A rigorous validation was not performed to compare the computed and the real wrench of the ligament. However, the reported comparison between different models is sound. Results from the MBM and TPSM indeed were obtained under the same hypotheses, which are commonly accepted for ligament modeling in a multibody environment. As clarified above, the TPSM can be seen as a generalization of the MBM, inherently using an infinite number of fibers. The results obtained through an adaptive numerical algorithm is thus representative of the exact result within the given hypotheses and can be used to compare the different methods. In support of this, the model results using different methods (MBM, TPSM-1, TPSM-3, and TPSM-4) converge to this value.

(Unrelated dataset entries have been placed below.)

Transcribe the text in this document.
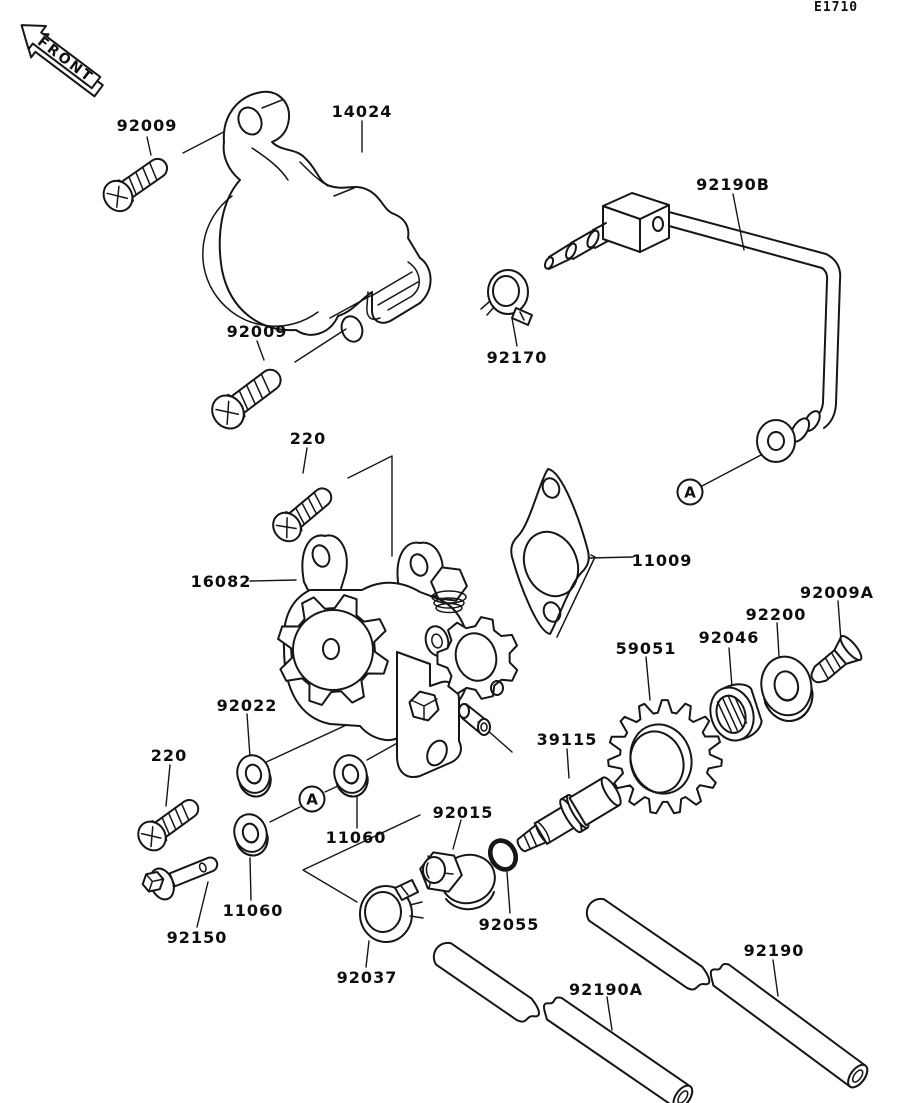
FRONT
A
A
E1710
92009
14024
92190B
92009
92170
220
11009
16082
92009A
92200
92046
59051
92022
39115
220
92015
11060
11060
92055
92150
92037
92190A
92190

The wrench corresponding to each insertion point was determined using the distance between the points on the tibia and femur. This is equivalent to considering the single fiber as a line element between corresponding points on the insertions. However, the method could be extended considering ligament wrapping on the surfaces, by finding at each sampling point the fiber length with known ligament-wrapping algorithms [14, 32]. For a given level of accuracy (with respect to the benchmark model), the inclusion of fiber wrapping will likely require a higher number of sampling points (i.e., fibers) and thus a higher computational time. Both the TPSM and the MBM will be affected by this increment. However, since the suggested TPSM implementation uses the Gaussian quadrature rule, the sampling points of TPSM are expected to provide a better approximation of the wrench with respect to the MBM, therefore requiring fewer fibers at the same level of accuracy.

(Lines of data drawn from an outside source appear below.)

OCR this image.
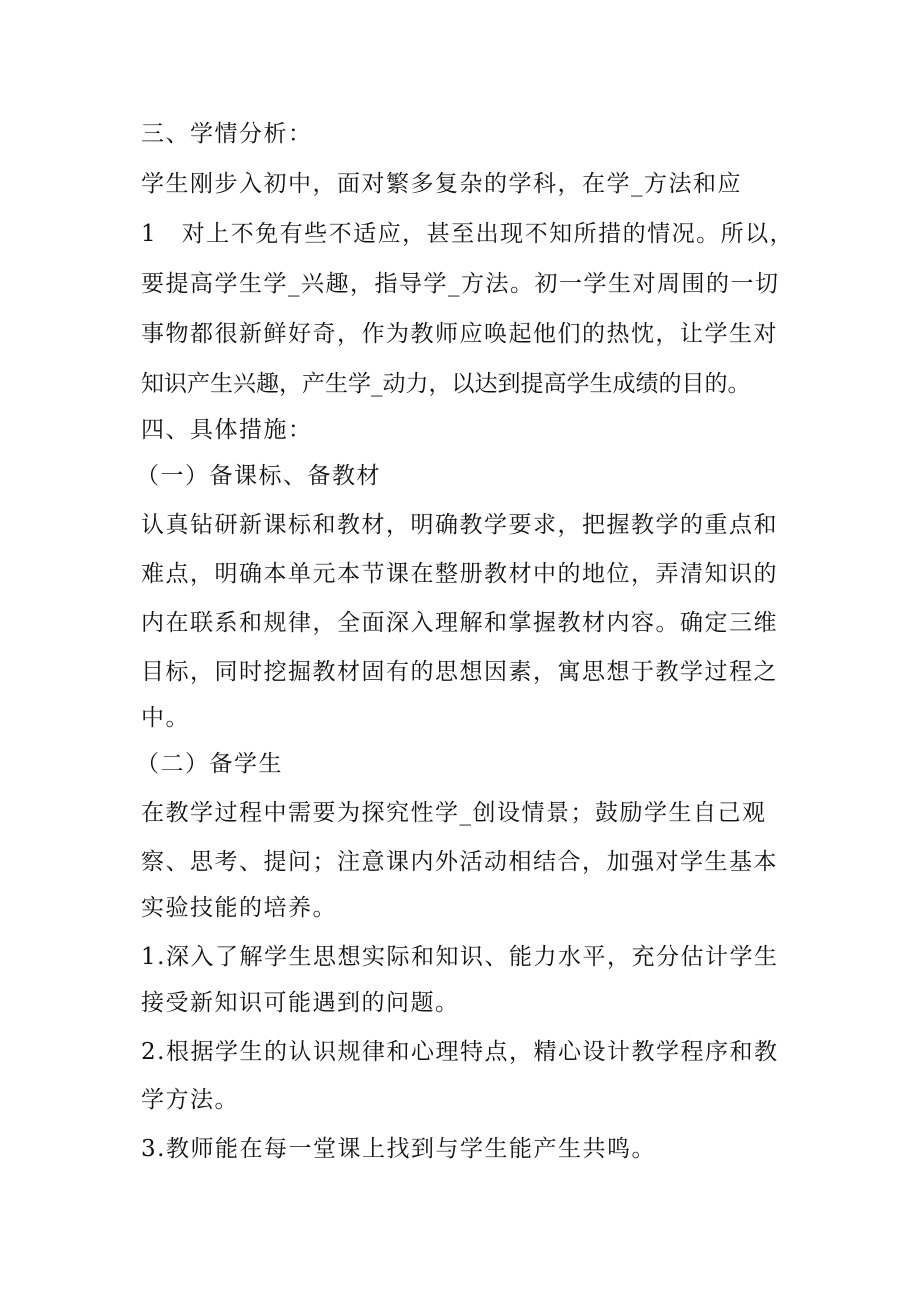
三、学情分析：

学生刚步入初中，面对繁多复杂的学科，在学_方法和应

1　对上不免有些不适应，甚至出现不知所措的情况。所以，

要提高学生学_兴趣，指导学_方法。初一学生对周围的一切

事物都很新鲜好奇，作为教师应唤起他们的热忱，让学生对

知识产生兴趣，产生学_动力，以达到提高学生成绩的目的。

四、具体措施：

（一）备课标、备教材

认真钻研新课标和教材，明确教学要求，把握教学的重点和

难点，明确本单元本节课在整册教材中的地位，弄清知识的

内在联系和规律，全面深入理解和掌握教材内容。确定三维

目标，同时挖掘教材固有的思想因素，寓思想于教学过程之

中。

（二）备学生

在教学过程中需要为探究性学_创设情景；鼓励学生自己观

察、思考、提问；注意课内外活动相结合，加强对学生基本

实验技能的培养。

1.深入了解学生思想实际和知识、能力水平，充分估计学生

接受新知识可能遇到的问题。

2.根据学生的认识规律和心理特点，精心设计教学程序和教

学方法。

3.教师能在每一堂课上找到与学生能产生共鸣。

Finally, the aim of the present study is to introduce the TPSM and discuss its formulation. In this perspective, some aspects more related to the biomechanical application of the model are not considered here and will be developed in future studies on the subject.

5 Conclusions

A new ligament model, namely the Thin-Plate Spline Model (TPSM), is presented in the paper. The analytical formulation, the model definition, and corresponding numerical simulations are provided, comparing the TPSM with the classical multibundle model (MBM).

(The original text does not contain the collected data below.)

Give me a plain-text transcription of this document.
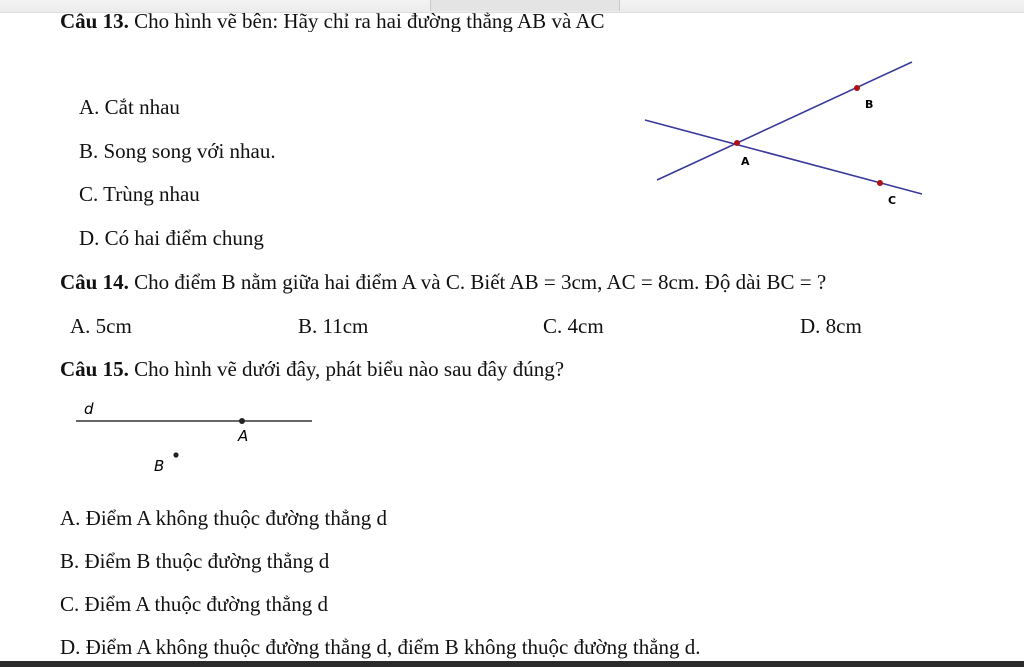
Câu 13. Cho hình vẽ bên: Hãy chỉ ra hai đường thẳng AB và AC
A. Cắt nhau
B. Song song với nhau.
C. Trùng nhau
D. Có hai điểm chung
B
A
C
Câu 14. Cho điểm B nằm giữa hai điểm A và C. Biết AB = 3cm, AC = 8cm. Độ dài BC = ?
A. 5cm	B. 11cm	C. 4cm	D. 8cm
Câu 15. Cho hình vẽ dưới đây, phát biểu nào sau đây đúng?
d
A
B
A. Điểm A không thuộc đường thẳng d
B. Điểm B thuộc đường thẳng d
C. Điểm A thuộc đường thẳng d
D. Điểm A không thuộc đường thẳng d, điểm B không thuộc đường thẳng d.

TPSM allows the representation of the whole ligament as a continuous distribution of infinitesimal fibers and the description of its mechanical features as a continuous function over the insertion area. Numerical integration of the model requires the continuous function to be evaluated at discreet points similarly to the classical MBM, so that the TPSM can be thought as a generalization of this model where each sampling point can be interpreted as a ligament fiber. However, in contrast to the MBM, TPSM provides a rigorous method to identify, place, and weight the contribution of each fiber to the ligament wrench. Finally, numerical simulations show that the TPSM is faster than the MBM when compared at the same level of accuracy.